Note: Use pictures as a guide to make animals. A great book for this is The Enchanted Caribou which was made with shadow puppets. The last page shows how the puppets were constructed with movable parts.
Have each student pick a particular animal or person from the Klu’skap/Kelowuskap story. Discuss their body shapes. Explain that they will create their own play as a group and present it.

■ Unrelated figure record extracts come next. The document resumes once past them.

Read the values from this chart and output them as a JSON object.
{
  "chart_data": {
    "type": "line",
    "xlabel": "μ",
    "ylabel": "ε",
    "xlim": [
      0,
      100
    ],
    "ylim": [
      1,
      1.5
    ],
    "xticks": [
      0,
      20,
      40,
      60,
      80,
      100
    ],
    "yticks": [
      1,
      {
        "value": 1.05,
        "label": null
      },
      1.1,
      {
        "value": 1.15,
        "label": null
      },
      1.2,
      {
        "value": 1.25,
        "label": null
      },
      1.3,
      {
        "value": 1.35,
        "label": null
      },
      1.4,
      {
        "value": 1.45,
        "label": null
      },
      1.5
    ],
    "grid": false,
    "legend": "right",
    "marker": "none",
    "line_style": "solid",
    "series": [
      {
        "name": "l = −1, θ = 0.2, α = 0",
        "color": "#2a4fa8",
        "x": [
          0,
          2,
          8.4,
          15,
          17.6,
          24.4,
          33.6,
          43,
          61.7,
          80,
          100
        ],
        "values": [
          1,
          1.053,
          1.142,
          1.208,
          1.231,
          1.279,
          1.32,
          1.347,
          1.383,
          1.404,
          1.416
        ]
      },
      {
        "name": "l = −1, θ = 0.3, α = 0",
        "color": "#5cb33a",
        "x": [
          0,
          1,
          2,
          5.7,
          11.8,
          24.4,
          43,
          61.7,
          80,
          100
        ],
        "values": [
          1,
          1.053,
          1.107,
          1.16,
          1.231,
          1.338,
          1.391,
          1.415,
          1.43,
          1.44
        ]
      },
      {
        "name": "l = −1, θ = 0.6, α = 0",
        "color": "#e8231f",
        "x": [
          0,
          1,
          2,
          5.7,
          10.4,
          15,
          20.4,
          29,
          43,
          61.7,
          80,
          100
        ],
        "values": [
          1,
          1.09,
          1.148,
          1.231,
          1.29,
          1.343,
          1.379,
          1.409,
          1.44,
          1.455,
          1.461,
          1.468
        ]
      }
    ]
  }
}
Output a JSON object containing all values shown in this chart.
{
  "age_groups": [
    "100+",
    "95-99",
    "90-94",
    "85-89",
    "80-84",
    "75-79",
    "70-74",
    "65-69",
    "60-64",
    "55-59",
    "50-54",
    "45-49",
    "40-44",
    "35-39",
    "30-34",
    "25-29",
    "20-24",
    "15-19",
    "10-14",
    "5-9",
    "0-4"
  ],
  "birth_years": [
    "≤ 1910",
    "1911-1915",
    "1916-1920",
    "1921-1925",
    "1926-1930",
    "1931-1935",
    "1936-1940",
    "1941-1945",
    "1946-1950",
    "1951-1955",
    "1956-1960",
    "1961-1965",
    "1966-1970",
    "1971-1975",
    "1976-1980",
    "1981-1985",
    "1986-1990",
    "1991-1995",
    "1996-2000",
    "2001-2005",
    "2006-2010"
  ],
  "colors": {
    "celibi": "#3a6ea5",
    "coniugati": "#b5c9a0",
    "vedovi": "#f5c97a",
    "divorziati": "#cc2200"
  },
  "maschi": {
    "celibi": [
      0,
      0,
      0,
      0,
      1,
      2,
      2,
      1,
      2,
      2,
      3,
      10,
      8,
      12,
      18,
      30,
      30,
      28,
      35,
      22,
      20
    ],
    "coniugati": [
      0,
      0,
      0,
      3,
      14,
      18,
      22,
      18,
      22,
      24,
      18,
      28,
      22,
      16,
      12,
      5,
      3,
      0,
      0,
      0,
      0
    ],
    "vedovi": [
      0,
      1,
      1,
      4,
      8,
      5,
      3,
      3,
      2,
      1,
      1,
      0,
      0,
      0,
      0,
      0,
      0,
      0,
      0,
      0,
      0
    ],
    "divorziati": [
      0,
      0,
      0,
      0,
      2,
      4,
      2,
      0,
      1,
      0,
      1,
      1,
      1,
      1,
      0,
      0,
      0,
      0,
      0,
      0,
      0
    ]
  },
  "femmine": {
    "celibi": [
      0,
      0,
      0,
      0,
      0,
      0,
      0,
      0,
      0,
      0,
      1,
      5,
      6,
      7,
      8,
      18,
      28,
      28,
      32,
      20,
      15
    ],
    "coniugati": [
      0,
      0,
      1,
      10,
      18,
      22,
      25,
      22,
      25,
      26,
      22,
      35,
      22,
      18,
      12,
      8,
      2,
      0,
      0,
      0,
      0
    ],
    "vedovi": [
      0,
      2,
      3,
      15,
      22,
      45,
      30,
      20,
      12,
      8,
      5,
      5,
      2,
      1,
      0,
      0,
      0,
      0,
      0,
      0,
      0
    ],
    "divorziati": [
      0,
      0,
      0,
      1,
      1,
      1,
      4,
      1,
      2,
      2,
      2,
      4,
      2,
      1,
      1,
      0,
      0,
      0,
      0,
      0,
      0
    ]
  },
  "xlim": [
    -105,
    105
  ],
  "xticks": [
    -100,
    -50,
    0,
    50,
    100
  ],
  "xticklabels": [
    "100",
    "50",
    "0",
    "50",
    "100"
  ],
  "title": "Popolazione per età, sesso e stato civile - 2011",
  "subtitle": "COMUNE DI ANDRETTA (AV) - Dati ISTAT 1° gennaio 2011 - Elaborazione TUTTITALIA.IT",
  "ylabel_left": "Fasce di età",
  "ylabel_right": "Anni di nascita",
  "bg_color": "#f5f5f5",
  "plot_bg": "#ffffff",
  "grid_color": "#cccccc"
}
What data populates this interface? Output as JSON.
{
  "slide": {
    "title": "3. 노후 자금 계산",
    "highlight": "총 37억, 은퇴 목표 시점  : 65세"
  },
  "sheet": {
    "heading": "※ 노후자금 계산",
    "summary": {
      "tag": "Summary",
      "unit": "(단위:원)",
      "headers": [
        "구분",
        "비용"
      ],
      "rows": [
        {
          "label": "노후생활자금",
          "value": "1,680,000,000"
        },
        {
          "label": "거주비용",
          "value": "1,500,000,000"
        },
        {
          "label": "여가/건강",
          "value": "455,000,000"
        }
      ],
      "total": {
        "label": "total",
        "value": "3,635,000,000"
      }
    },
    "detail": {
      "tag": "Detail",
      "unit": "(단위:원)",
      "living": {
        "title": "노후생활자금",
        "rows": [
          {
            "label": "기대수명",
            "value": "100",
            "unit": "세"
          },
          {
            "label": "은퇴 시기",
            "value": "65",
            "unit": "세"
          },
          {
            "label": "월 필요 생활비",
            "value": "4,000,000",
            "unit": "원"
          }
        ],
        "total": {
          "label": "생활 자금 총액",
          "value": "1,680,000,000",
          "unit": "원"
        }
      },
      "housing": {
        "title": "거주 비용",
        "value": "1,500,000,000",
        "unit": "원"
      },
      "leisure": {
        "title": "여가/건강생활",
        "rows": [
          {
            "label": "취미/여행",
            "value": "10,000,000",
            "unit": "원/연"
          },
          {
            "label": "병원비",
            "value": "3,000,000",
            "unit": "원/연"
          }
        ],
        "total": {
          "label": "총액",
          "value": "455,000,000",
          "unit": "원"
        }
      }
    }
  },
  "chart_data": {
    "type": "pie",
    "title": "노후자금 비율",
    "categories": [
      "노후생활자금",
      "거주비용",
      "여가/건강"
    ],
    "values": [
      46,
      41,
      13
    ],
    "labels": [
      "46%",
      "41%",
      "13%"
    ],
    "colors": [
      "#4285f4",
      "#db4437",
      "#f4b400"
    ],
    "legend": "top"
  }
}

Explain how the different parts of the body (legs, tail, wings, etc.) need to be cut out separately to allow for movable parts. Demonstrate how to make movable parts by taking two pieces of paper. With a hole punch, punch a hole in each piece and attach the piece with a brass fastener. Put some pencil marks on your piece of paper. Set up an overhead projector and display your pieces of paper on the wall. This will show the students that pencil marks will not show on the projection. Distribute black construction paper and scissors. Encourage the students to try out their puppets on the overhead projector as they work. This way, they will be able to see the shadow shapes reflected on the screen. Encourage students to work large and to solve problems with scotch tape and rolls of larger pieces of paper taped on.
Use the puppets in several different ways:
- Play out the story on the overhead projector while you guide the students through the story.
- After they have rehearsed the story, have the students make an outline, story web or story board.
- Talk about how every story has a beginning, middle, and an ending. Have students produce three thumbnail sketches, then decide which scene comes first, second and third.
- Attach wood slats to the movable parts and construct a puppet theatre from a white sheet or use the overhead projector.
- Use the puppets as stencils and trace them on paper with a black pen and add tempura colours or pencil crayons.
- Trace them in a variety of poses on coloured construction paper and illustrate the story.
- Retell the story by videoing each scene separately and then making it into a movie by linking it through narration.